Letter to the Editor: Trafficking is a central feminist issue
Editor’s Note: This is a letter to the editor that has been submitted by a member of the Rice community. The views expressed in this opinion are those of the author and do not necessarily represent or reflect the views of the Thresher or its editorial board. Letters to the editor are fact-checked to the best of our ability and edited for grammar and spelling by Thresher editors.
Last semester, International Justice Mission’s anti-trafficking fashion Interwoven was featured in the Thresher. The article concluded with a call from me imploring Rice students to consider the connections between social issues they care about and human trafficking. I am writing today to expand upon that call to action and to mobilize the campus to consider trafficking more deeply.
Human trafficking is defined by the United Nations as the “recruitment, transportation, transfer, harbouring, or receipt of people through force, fraud, or deception with the aim of exploiting them for profit.” At its core, human trafficking is the exploitation of a person for personal gain. As noted in last semester’s article, over 50 million people are currently enslaved, more than at any time in human history. However, when I talk to Rice students, many of them do not seem too concerned about this human rights violation. Instead, they dismiss the issue. One peer of mine even expressed skepticism that sex trafficking even exists. I wonder if they worry I am trying to sell them on building a border wall to block undocumented migration or a QAnon conspiracy about a pizza restaurant. I am not. Instead, I am calling on Rice students to include the issue of human trafficking in their advocacy and to educate themselves on the issue.
Fundamentally, human trafficking is a women’s issue. The International Labour Organization estimates that 4.9 million women and girls are exploited through forced prostitution in the commercial sex industry. Sex trafficking is fueled by a misogynistic culture that demands access to a woman’s body, denying her right to autonomy. Yet, feminist organizations at Rice don’t speak up enough against sex trafficking, despite the fact that Houston ranks second in U.S. cities for sex trafficking.
Beyond sex trafficking, the ILO estimates that over 22 million women are trafficked through forced marriage, another example of how trafficking is fueled by the denial of women’s autonomy. Labor trafficking is also driven by the patriarchal desire to control a woman’s career, with research finding that in countries where women are excluded from the traditional economy, they are at a heightened risk of trafficking due to their economic desperation.
You do not need to consider yourself to be a feminist to care about human trafficking, but you cannot be a feminist without including human trafficking in your advocacy.
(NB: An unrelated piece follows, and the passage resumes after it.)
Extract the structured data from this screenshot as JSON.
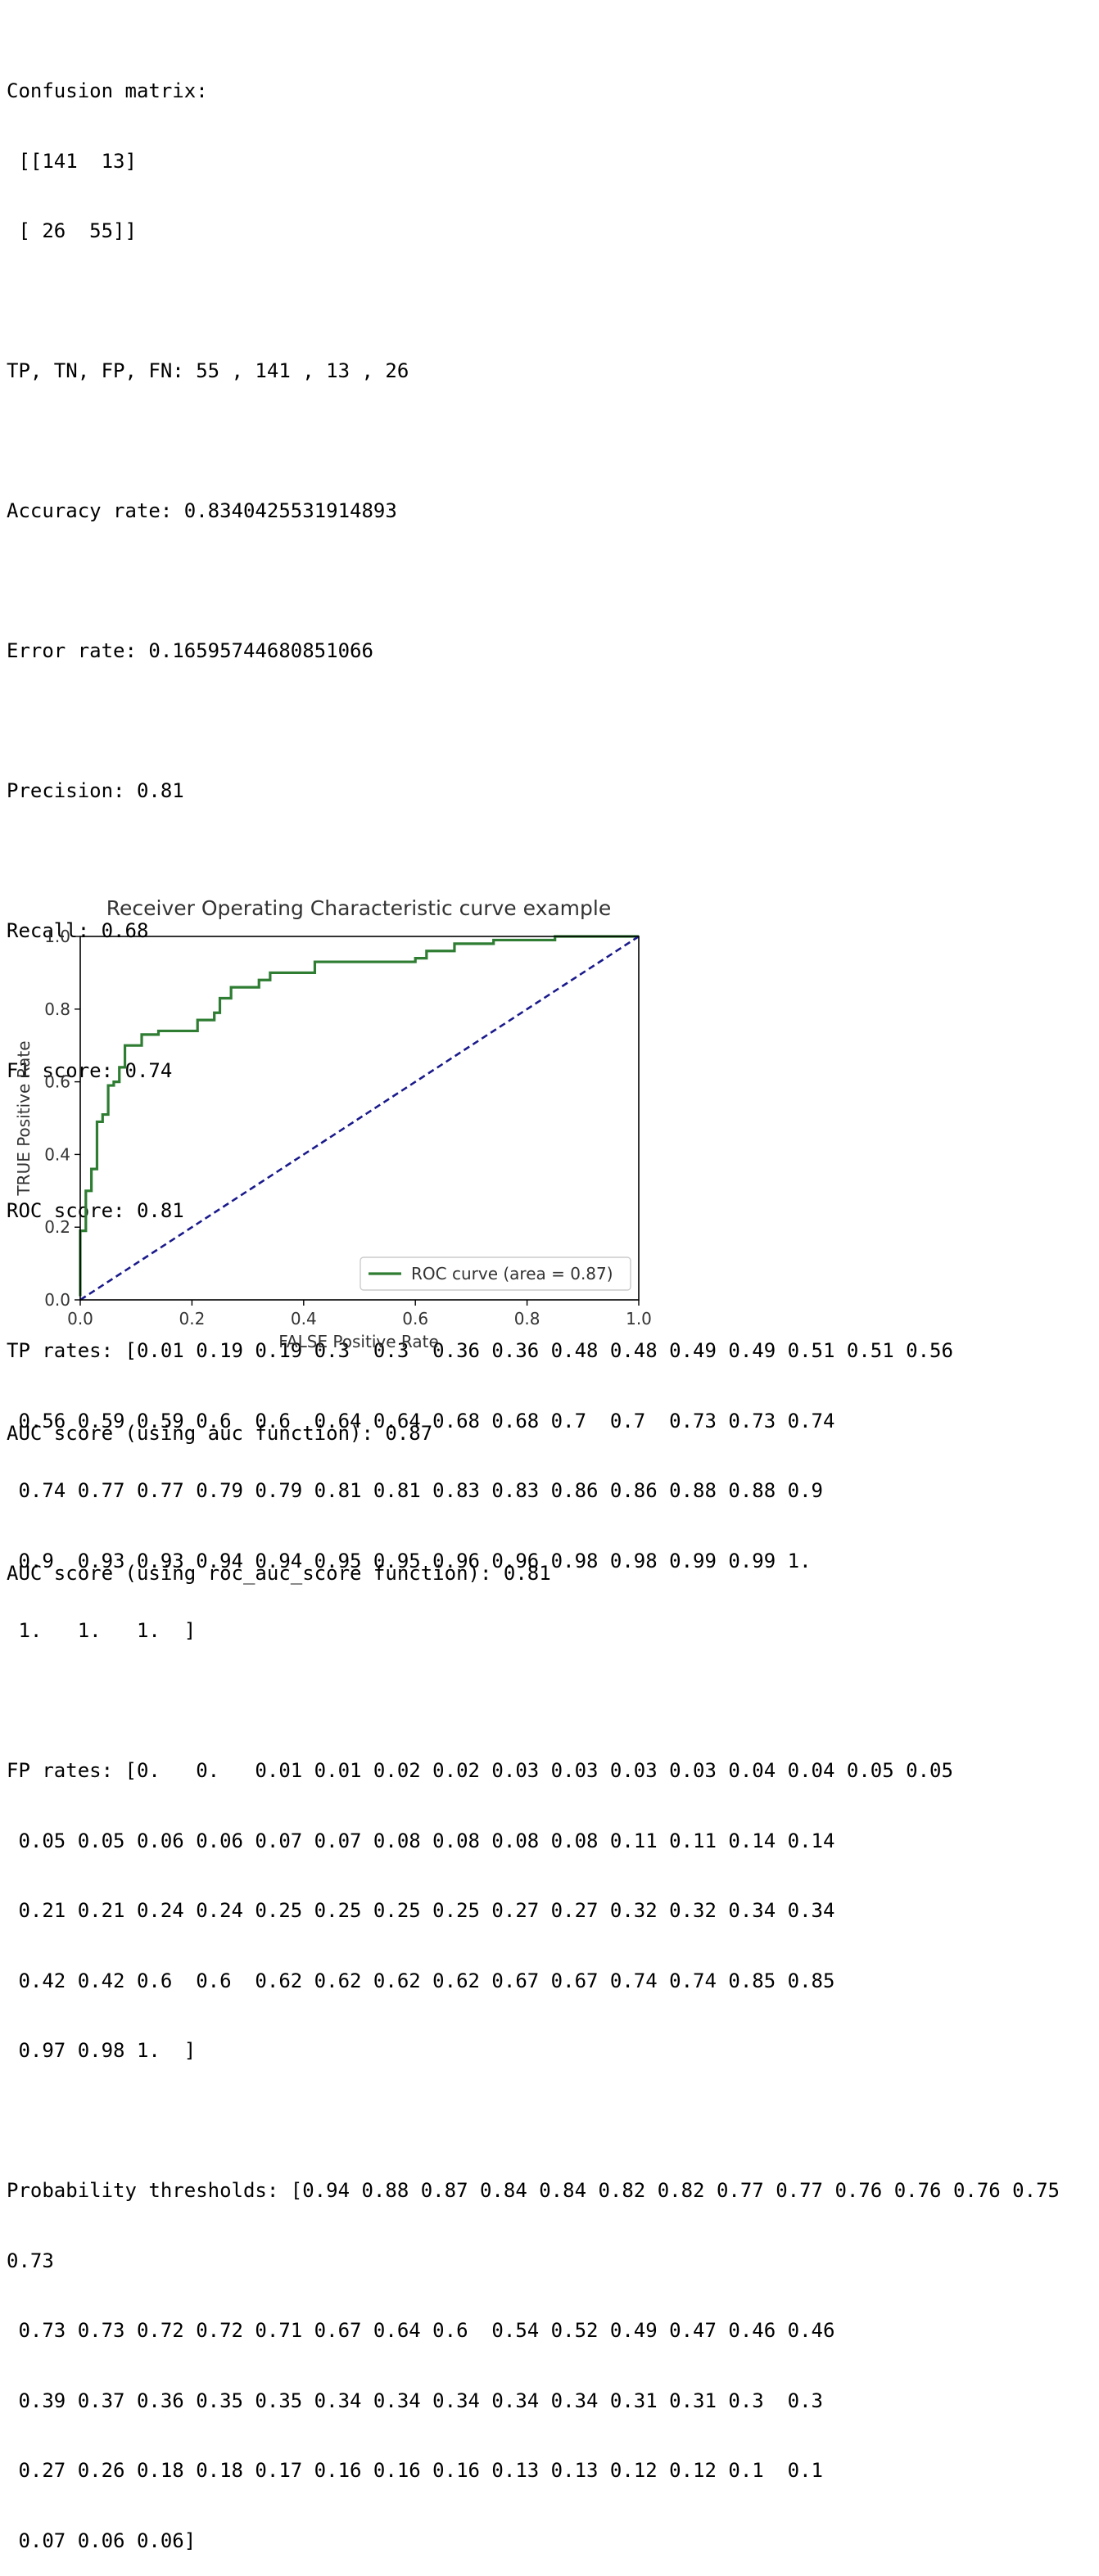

As a student and feminist, I call upon all Rice students and feminist groups to educate themselves about human trafficking. Local anti-trafficking leaders recommend starting with exploring lifestory.org, viewing International Justice Mission’s vast catalog of video resources or reading Rachel Lloyd’s, a survivor of sex trafficking, powerful memoir “Girls Like Us.”. These resources are extremely helpful and will lay the foundation for your understanding of trafficking.
Beyond this, when anti-trafficking legislation comes before the Texas Legislature or U.S. Congress, support it by calling your representative and scheduling meetings with them. I am currently advocating for the passing of the EARN IT Act, an anti-child sexual abuse material bill, and invite you to do the same.
Even if you do not have the capacity to call your representative, you have the capacity to care. We can all modify our decisions to be more conscious of trafficking, from refusing to purchase clothes that have been made by those experiencing trafficking to abstaining from watching pornographic videos that feature women being exploited. It is first by looking inward at our own actions that we can start to change the systems that shape trafficking. As a feminist community, I call upon us all to start talking about human trafficking, advocating for its abolition and, more than anything, to care.